Il dort toujours ! et moi, je ne saurais retrouver un instant de calme quand le contraste de la misère d’autrui et de ma richesse infâme vient livrer mon sein au remords ! Ô ciel ! quelle brute est donc ce jeune homme qu’hier je trouvais si beau ? Regardez-le, étoiles vacillantes qui fuyez dans l’immensité, et voilez-vous à jamais pour lui ! Soleil, ne pénètre pas dans cette chambre, n’éclaire pas ce front flétri par la débauche, qui n’a jamais eu ni une pensée de reproche, ni une malédiction pour la Providence oublieuse !

Et toi, vassal, victime, porteur de haillons ; toi esclave, toi travailleur, regarde-le… regarde-moi, pâle, échevelée, désolée à cette fenêtre… regarde-nous bien tous les deux. Un jeune homme riche et beau qui paie l’amour d’une femme, et une femme perdue qui méprise cet homme et son argent : voilà les êtres que tu sers, que tu crains, que tu respectes… Ramasse donc les outils de ton travail, ces boulets de ton bagne éternel, et frappe ! écrase ces êtres parasites qui mangent ton pain et te volent jusqu’à ta place au soleil ! Tue cet homme qui dort bercé par l’égoïsme, tue aussi cette femme qui pleure, impuissante à sortir du vice !
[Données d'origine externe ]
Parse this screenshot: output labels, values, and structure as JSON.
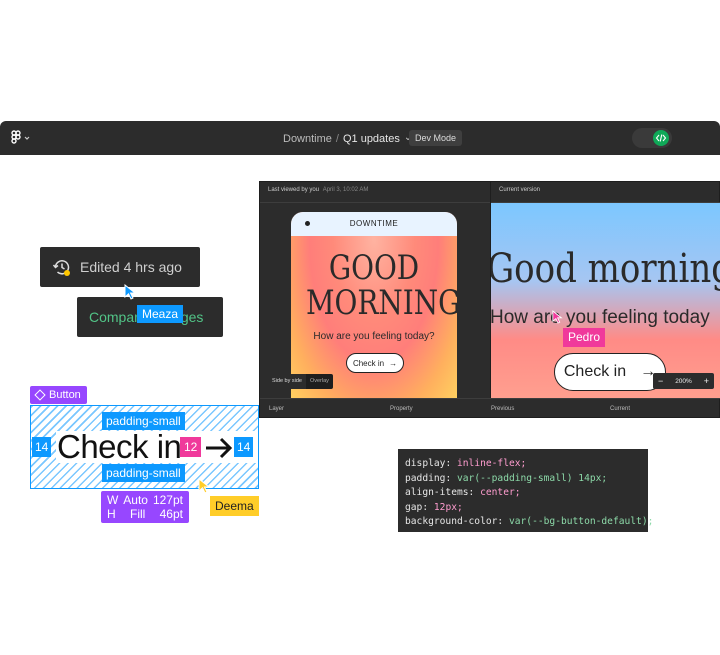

Quant à Sténio, il est plus malheureux que jamais. Après avoir perdu, dans le vagabondage d’une folle vie, sa fortune et sa santé, il revient dans son pays dévoré de tristesse. Il trouve qu’un grand changement s’est opéré dans la province. Le cardinal Annibal (un très profond caractère), et Lélia, devenue abbesse des Camaldules, avaient fait, dans les mœurs et les habitudes, une sorte de révolution. Lorsque Sténio voit la religion régner partout, son ironie ne connaît plus de bornes. Toute l’amertume qu’il avait couvée contre Lélia se réveille à l’idée de la voir heureuse ou puissante. Il roule dans son esprit mille projets de vengeance, tous plus fous les uns que les autres ; il veut à tout prix mortifier l’orgueil de Lélia ; ne pouvant la briser, il veut au moins la tourmenter. Il pénètre, il erre dans le cloître des Camaldules, suit au hasard une galerie étroite, et se trouve dans la cellule de Lélia. La scène entre eux est décisive. Obligé de s’avouer, dans le fond de l’ame, que Lélia triomphe, livré à un dernier accès de désespoir, Sténio va au bord du lac et n’en revient plus. Nous donnons les chapitres de conclusion : c’est le naufrage de toute cette réforme tentée au sein du catholicisme par Lélia et le cardinal.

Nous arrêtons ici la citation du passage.